Le novità introdotte dal Contratto Collettivo Regionale
Il rinnovo regionale, sottoscritto il 30 ottobre 2024, arricchisce ulteriormente le tutele e i benefici per aziende e lavoratrici e lavoratori con interventi mirati:
- Incremento salariale equo
Particolare attenzione è stata data ai livelli retributivi più bassi, con aumenti che mirano a garantire maggiore equità e incentivare la produttività. - Flessibilità oraria e smart working
Nuove disposizioni per organizzare il lavoro in modo più flessibile, compresa la possibilità di lavorare da remoto alcuni giorni della settimana, migliorando l’equilibrio tra vita privata e professionale. - Formazione continua
Sono stati introdotti corsi di aggiornamento che spaziano dalle tecnologie digitali alle soft skills, per mantenere alta la competitività delle imprese e favorire lo sviluppo professionale del personale. - Welfare aziendale ampliato
Misure di welfare potenziate, tra cui assistenza sanitaria integrativa, supporti per l’istruzione e iniziative per il benessere psicofisico, come abbonamenti a palestre e programmi di mindfulness.
Perché questi rinnovi sono importanti
“Siamo soddisfatti del risultato raggiunto – sottolinea Filippo Dalla Villa, presidente CNA Comunicazione e Terziario Avanzato – la firma dell’intesa infatti è frutto della costruttiva collaborazione con le altre organizzazioni e sancisce il ruolo della CNA quale rappresentante a pieno titolo, all’interno del settore della Comunicazione e dell’impresa digitale. Il nostro ccnl è il principale strumento di regolazione di questi settori e le normative definite consentono maggiore flessibilità in una fase di nuovo posizionamento competitivo come questo che stiamo affrontando”.

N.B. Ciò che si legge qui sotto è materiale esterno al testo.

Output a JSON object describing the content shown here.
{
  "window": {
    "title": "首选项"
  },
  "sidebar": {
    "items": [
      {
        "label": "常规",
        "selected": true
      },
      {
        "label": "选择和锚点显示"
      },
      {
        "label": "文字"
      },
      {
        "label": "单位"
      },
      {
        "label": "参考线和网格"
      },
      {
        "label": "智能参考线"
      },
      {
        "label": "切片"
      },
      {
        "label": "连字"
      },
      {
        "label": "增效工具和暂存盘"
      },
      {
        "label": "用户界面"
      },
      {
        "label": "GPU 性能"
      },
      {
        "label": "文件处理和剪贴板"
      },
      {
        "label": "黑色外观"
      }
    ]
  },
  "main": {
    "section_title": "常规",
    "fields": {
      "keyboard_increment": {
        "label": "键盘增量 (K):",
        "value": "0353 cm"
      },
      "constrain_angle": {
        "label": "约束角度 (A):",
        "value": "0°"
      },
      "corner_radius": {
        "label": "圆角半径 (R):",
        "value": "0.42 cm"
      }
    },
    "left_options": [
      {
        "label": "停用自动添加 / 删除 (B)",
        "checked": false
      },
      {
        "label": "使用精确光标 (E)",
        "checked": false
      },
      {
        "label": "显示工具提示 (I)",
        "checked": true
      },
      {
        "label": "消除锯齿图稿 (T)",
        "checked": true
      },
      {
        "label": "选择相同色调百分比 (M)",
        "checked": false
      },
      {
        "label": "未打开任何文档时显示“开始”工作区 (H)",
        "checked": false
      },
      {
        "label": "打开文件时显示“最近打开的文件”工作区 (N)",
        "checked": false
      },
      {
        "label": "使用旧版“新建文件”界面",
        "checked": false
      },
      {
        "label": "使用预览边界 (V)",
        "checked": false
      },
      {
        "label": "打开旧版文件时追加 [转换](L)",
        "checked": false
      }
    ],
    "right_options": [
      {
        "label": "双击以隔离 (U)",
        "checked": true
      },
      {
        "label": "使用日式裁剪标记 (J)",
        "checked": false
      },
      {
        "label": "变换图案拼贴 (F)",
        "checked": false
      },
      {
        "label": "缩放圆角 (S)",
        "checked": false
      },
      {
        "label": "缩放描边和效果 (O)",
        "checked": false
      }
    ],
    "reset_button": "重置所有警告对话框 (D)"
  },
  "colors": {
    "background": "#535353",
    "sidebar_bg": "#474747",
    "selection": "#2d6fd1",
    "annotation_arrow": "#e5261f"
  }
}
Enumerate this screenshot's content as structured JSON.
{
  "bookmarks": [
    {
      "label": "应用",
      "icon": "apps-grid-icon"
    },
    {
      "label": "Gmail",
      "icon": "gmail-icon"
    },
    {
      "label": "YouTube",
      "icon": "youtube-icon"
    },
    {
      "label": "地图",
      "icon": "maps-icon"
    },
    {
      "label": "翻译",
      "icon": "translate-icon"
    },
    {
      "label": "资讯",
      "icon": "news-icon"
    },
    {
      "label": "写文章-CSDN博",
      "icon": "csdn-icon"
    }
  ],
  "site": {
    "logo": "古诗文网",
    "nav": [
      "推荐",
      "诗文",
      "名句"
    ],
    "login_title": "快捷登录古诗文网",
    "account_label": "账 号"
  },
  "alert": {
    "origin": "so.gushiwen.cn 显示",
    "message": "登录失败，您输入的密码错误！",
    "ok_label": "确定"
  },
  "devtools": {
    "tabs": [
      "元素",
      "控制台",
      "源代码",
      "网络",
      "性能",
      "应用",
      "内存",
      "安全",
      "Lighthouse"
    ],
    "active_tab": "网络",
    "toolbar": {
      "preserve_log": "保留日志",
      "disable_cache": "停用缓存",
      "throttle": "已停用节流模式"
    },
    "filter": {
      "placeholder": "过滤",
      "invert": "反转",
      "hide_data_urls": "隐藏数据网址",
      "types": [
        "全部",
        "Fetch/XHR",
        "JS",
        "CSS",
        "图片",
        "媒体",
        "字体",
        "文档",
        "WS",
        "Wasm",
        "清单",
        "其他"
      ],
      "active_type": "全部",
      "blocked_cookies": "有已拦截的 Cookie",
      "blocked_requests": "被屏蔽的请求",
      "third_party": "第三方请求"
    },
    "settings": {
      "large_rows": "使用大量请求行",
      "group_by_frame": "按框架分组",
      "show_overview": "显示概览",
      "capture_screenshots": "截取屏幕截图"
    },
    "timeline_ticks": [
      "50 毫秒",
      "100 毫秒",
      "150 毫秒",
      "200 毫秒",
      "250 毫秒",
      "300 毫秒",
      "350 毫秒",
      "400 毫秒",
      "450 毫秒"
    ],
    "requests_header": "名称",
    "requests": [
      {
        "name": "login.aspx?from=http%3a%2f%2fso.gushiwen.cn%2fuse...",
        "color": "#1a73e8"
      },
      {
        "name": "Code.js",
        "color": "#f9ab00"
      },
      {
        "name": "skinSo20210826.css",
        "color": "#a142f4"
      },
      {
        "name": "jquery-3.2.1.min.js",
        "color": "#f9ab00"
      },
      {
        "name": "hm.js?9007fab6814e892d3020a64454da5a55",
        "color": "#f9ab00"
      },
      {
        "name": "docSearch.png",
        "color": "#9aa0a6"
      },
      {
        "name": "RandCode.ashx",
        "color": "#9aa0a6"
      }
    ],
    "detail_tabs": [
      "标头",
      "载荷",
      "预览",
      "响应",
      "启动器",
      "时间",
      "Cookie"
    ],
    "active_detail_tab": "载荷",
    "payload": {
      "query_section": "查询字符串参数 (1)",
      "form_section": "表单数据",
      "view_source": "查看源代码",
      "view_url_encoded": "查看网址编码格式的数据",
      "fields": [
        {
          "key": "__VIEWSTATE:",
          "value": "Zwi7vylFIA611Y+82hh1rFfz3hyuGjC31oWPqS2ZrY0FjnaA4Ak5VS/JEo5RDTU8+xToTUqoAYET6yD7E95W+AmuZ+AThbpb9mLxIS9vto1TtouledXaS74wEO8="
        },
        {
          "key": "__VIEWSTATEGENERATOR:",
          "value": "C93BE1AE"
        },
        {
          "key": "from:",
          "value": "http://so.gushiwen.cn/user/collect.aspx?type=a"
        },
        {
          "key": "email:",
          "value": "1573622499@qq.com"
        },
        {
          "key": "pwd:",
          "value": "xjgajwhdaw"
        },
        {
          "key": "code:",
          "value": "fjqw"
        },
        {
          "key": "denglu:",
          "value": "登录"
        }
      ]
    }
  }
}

Con questi accordi, CNA rafforza la sua leadership nel settore della comunicazione e digitale, introducendo strumenti innovativi per rispondere alle esigenze di un mercato in rapido cambiamento. Dall’equità salariale alla regolamentazione per le imprese digitali, i rinnovi rappresentano un passo avanti verso un ambiente di lavoro più moderno e sostenibile.